Supreme Court Rejects Catholic Charities’ Appeal of District Court Ruling Upholding State Contraceptive Coverage Law
The U.S. Supreme Court on Monday rejected without comment Catholic Charities' challenge of a California law that requires employers -- including religiously affiliated organizations -- to cover contraceptives if they provide coverage for other prescriptions, the San Francisco Chronicle reports (Egelko, San Francisco Chronicle, 10/5). Catholic Charities -- which employs 1,600 people in California -- in 2000 filed a challenge to the 1999 California law that mandates contraception coverage, saying that the law should be "set aside as a violation of religious freedom."
However, the 3rd District Court of Appeals in July 2001 ruled that the law was "enacted to eliminate discriminatory insurance practices that had undermined the health and economic well-being of women" and "does not advance or inhibit religion." Although the law has an exemption for religious employers whose primary goal is to promote religious beliefs and that primarily employ and serve people of a certain religion, Catholic Charities legally is a secular organization that receives government funding.
The California Supreme Court in March upheld the state law, saying that Catholic Charities cannot be exempt from the law because the organization is not a religious employer, provides services to people of various religions and does not directly preach Roman Catholic doctrine (California Healthline, 3/2).
The court's action is "a huge victory for working women who have suffered unfair and unjust discrimination," Attorney General Bill Lockyer (D), whose office defended the law, said, adding, "As the California courts have consistently ruled, nonreligious employers cannot discriminate against women in the workplace based on their employers' religious beliefs" (San Francisco Chronicle, 10/5).
Louise Melling of the American Civil Liberties Union Reproductive Freedom Project, who defended the state measure, also praised the court's decision, saying that it "affirms" that non-religious institutions "cannot impose religious views about family planning on employees who may not agree with them," the Los Angeles Times reports (Savage, Los Angeles Times, 10/5).
However, Catholic Charities attorney Kevin Baine was "disappoint[ed]" with the ruling, the San Francisco Chronicle reports. Baine said that the Supreme Court eventually will address the issue of "whether it violates a church entity's religious freedom to subsidize conduct it considers immoral." Baine added, "If the state of California can coerce Catholic agencies to pay for contraceptives, it can coerce them to pay for abortions."

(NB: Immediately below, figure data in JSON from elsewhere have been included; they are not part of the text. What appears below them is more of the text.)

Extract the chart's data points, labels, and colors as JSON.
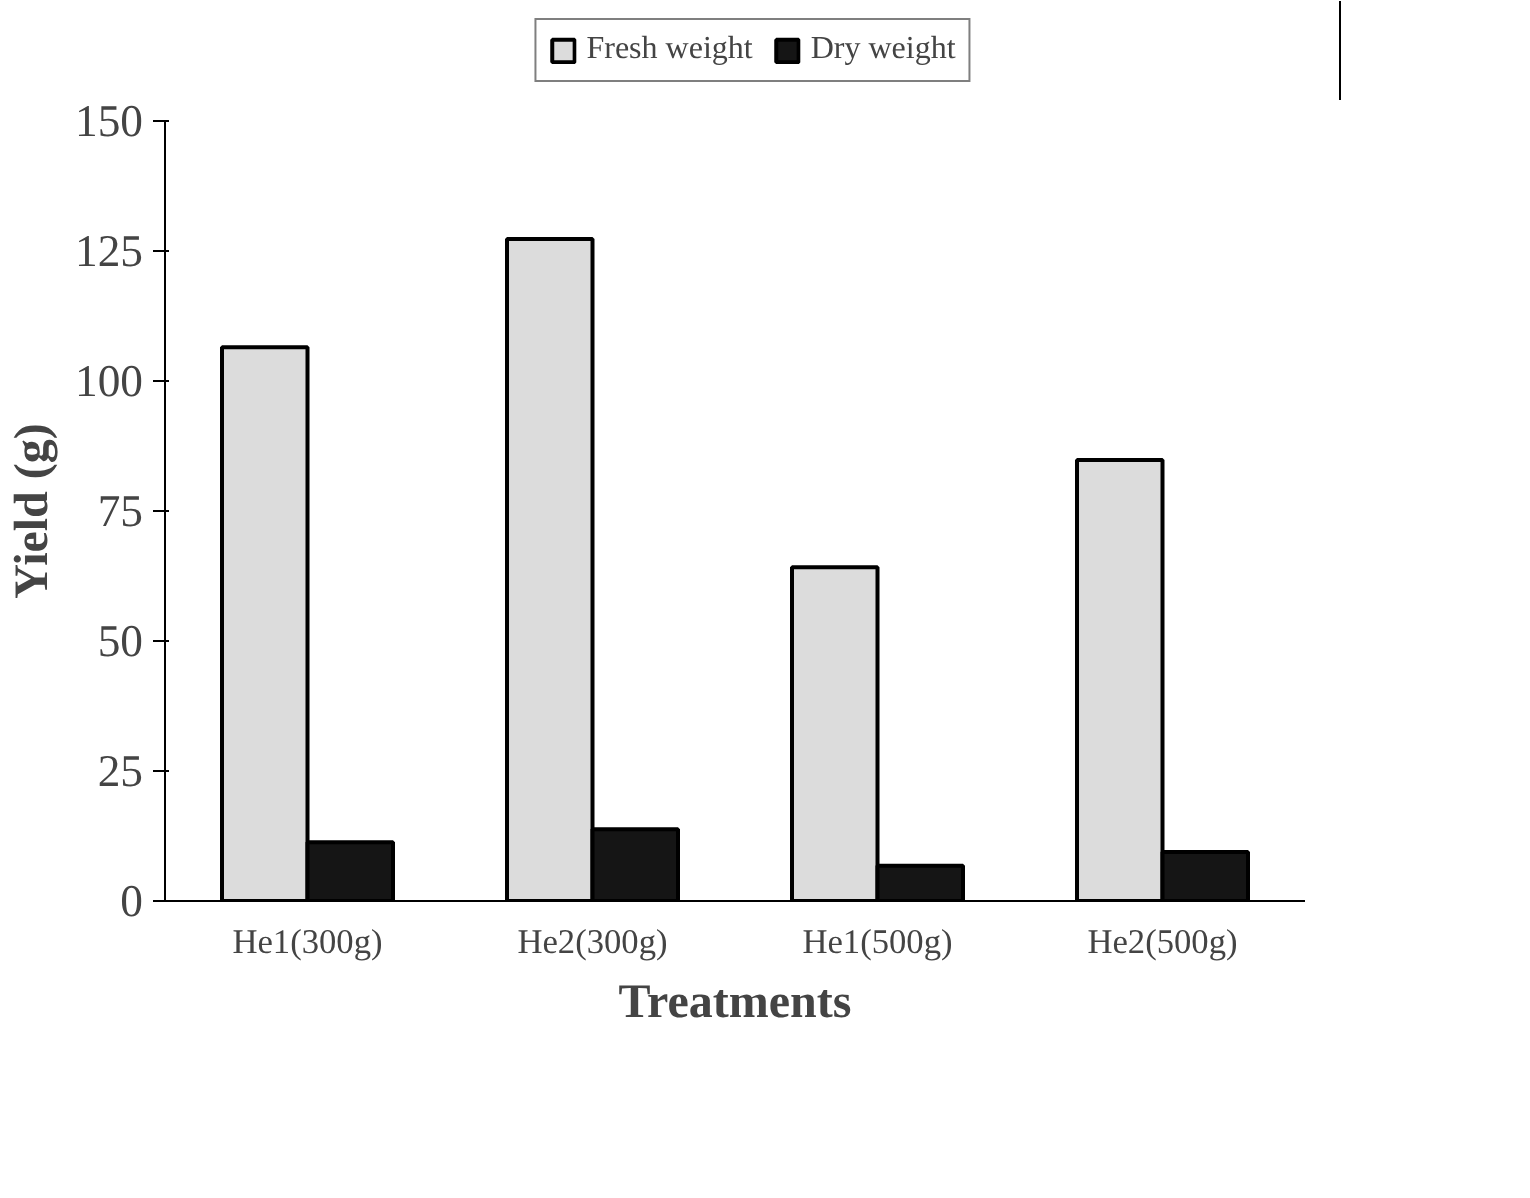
{
  "chart_data": {
    "type": "bar",
    "xlabel": "Treatments",
    "ylabel": "Yield (g)",
    "categories": [
      "He1(300g)",
      "He2(300g)",
      "He1(500g)",
      "He2(500g)"
    ],
    "series": [
      {
        "name": "Fresh weight",
        "color": "#dcdcdc",
        "values": [
          106.5,
          127.3,
          64.2,
          84.8
        ]
      },
      {
        "name": "Dry weight",
        "color": "#151515",
        "values": [
          11.3,
          13.8,
          6.8,
          9.4
        ]
      }
    ],
    "ylim": [
      0,
      150
    ],
    "yticks": [
      0,
      25,
      50,
      75,
      100,
      125,
      150
    ],
    "grid": false,
    "legend": "top"
  }
}
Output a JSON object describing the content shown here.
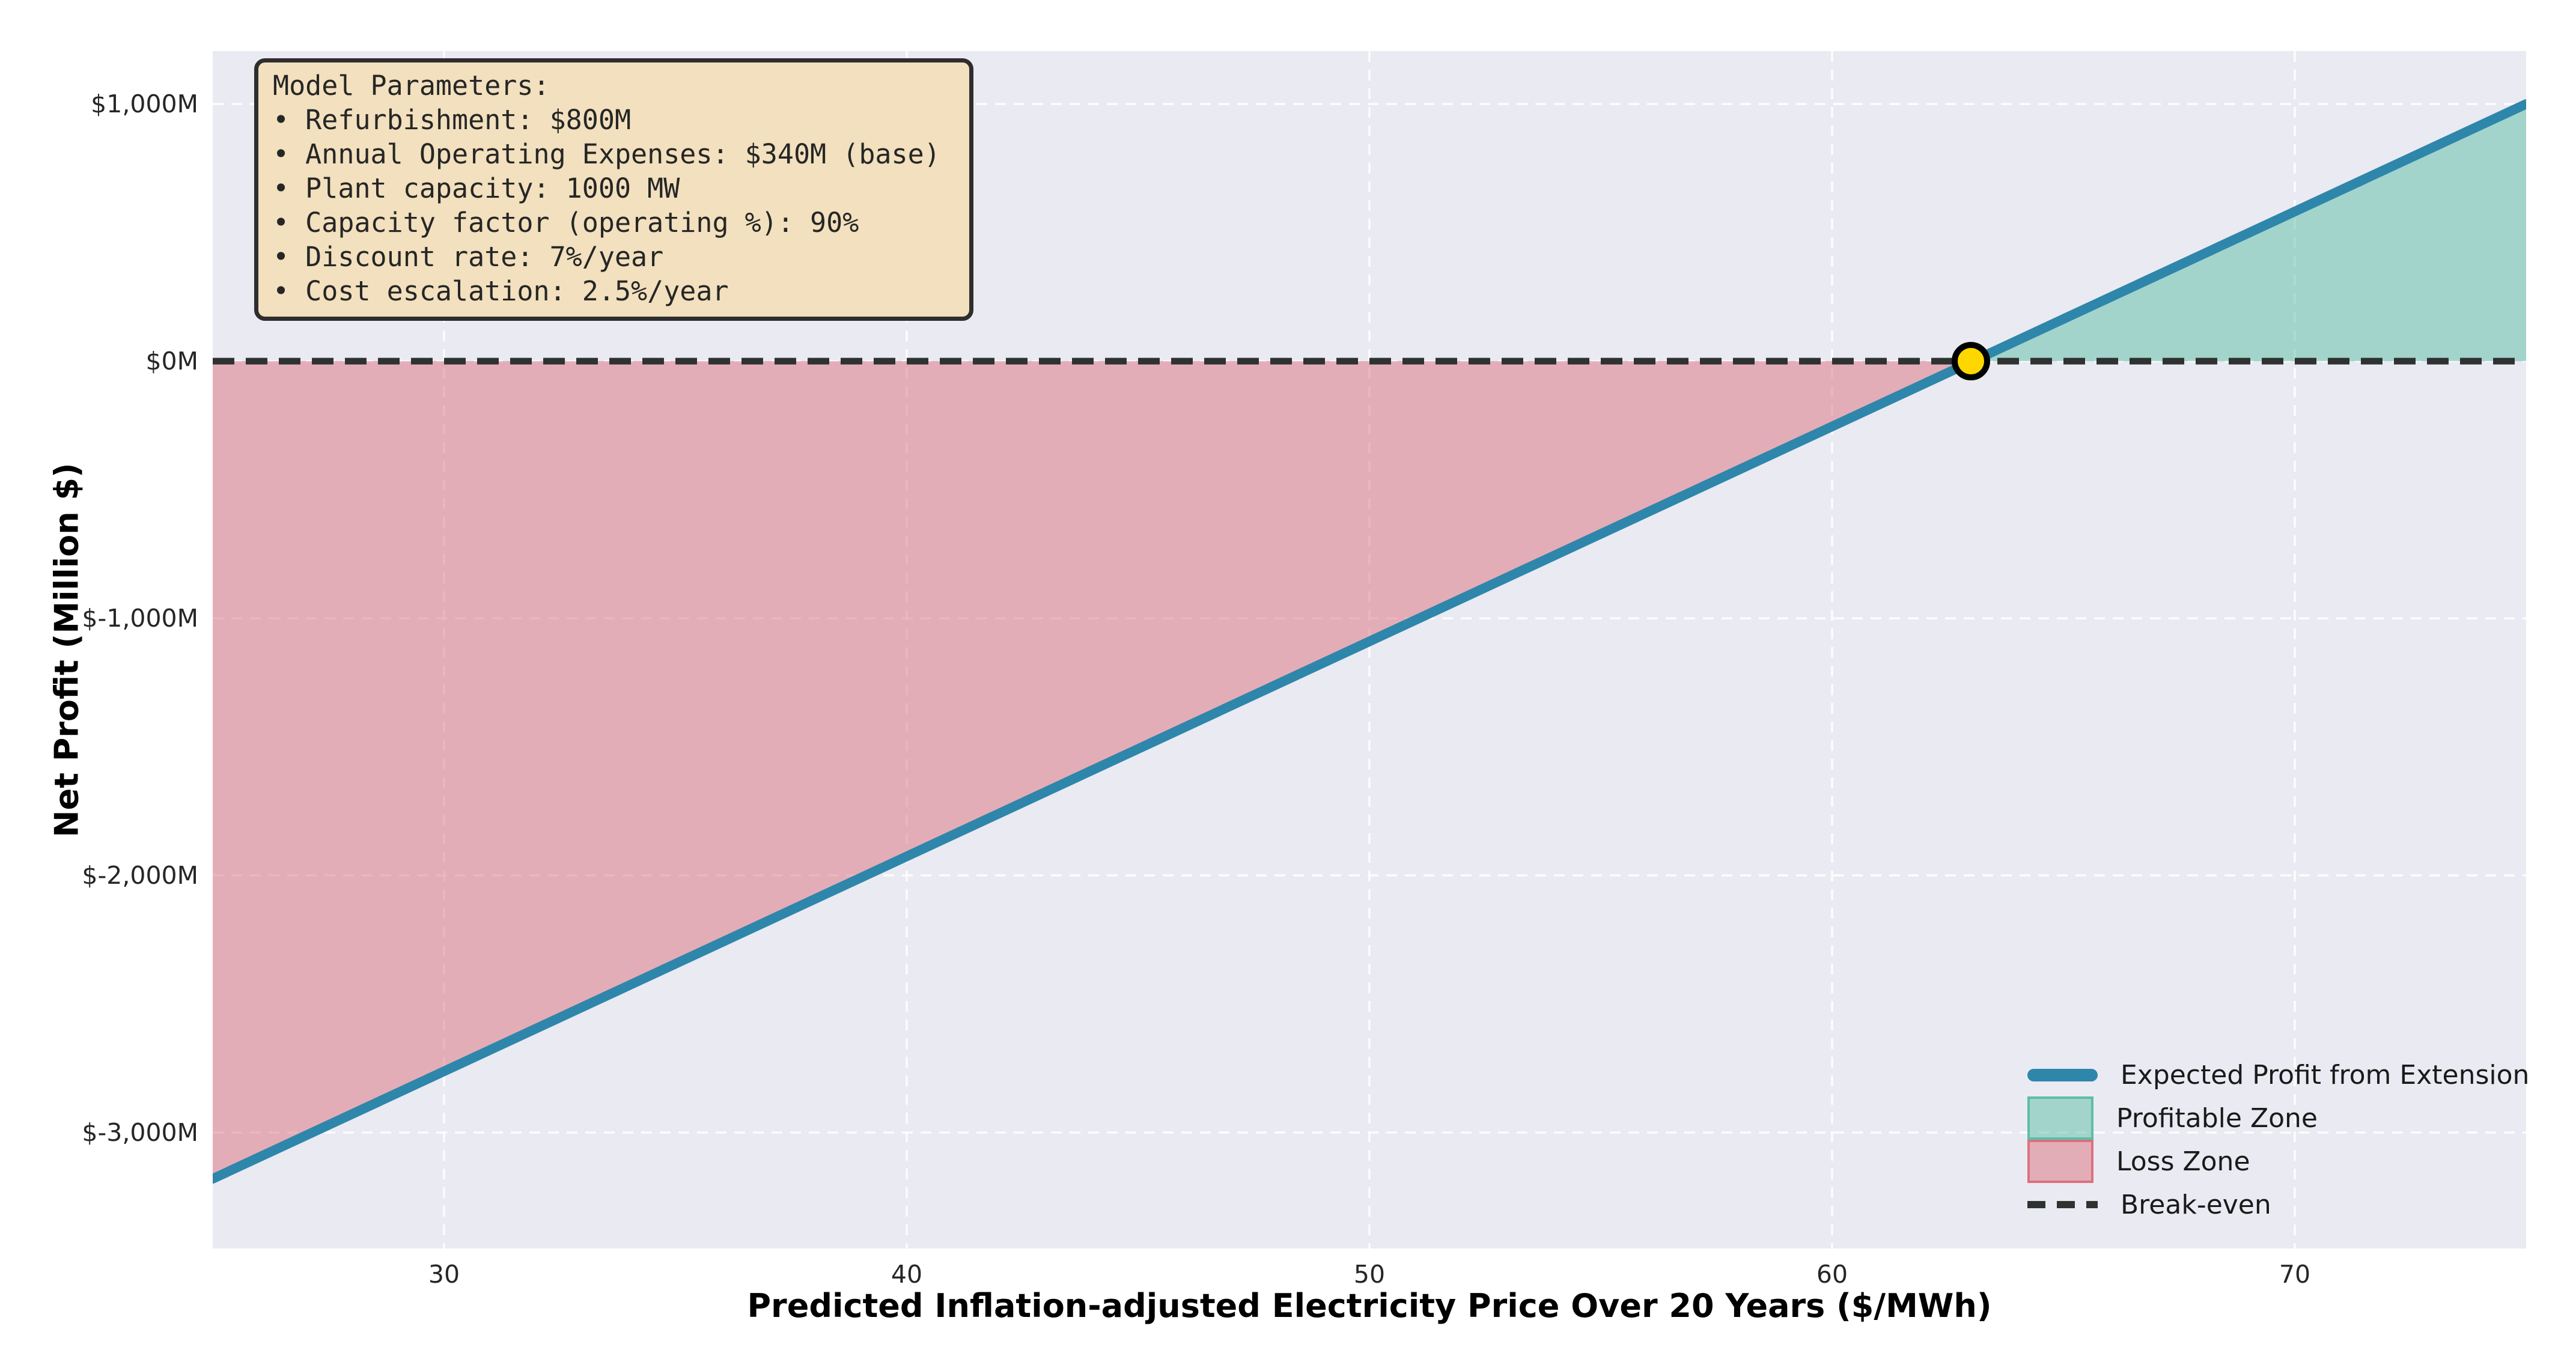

Kevin Eckery -- spokesperson for the Catholic Diocese of Sacramento, which oversees Catholic Charities -- said that the diocese currently is studying the case to determine if the organization has other options besides providing contraceptive coverage or eliminating prescription drug coverage altogether, which it considers an "unacceptable" option, the Chronicle reports (San Francisco Chronicle, 10/5).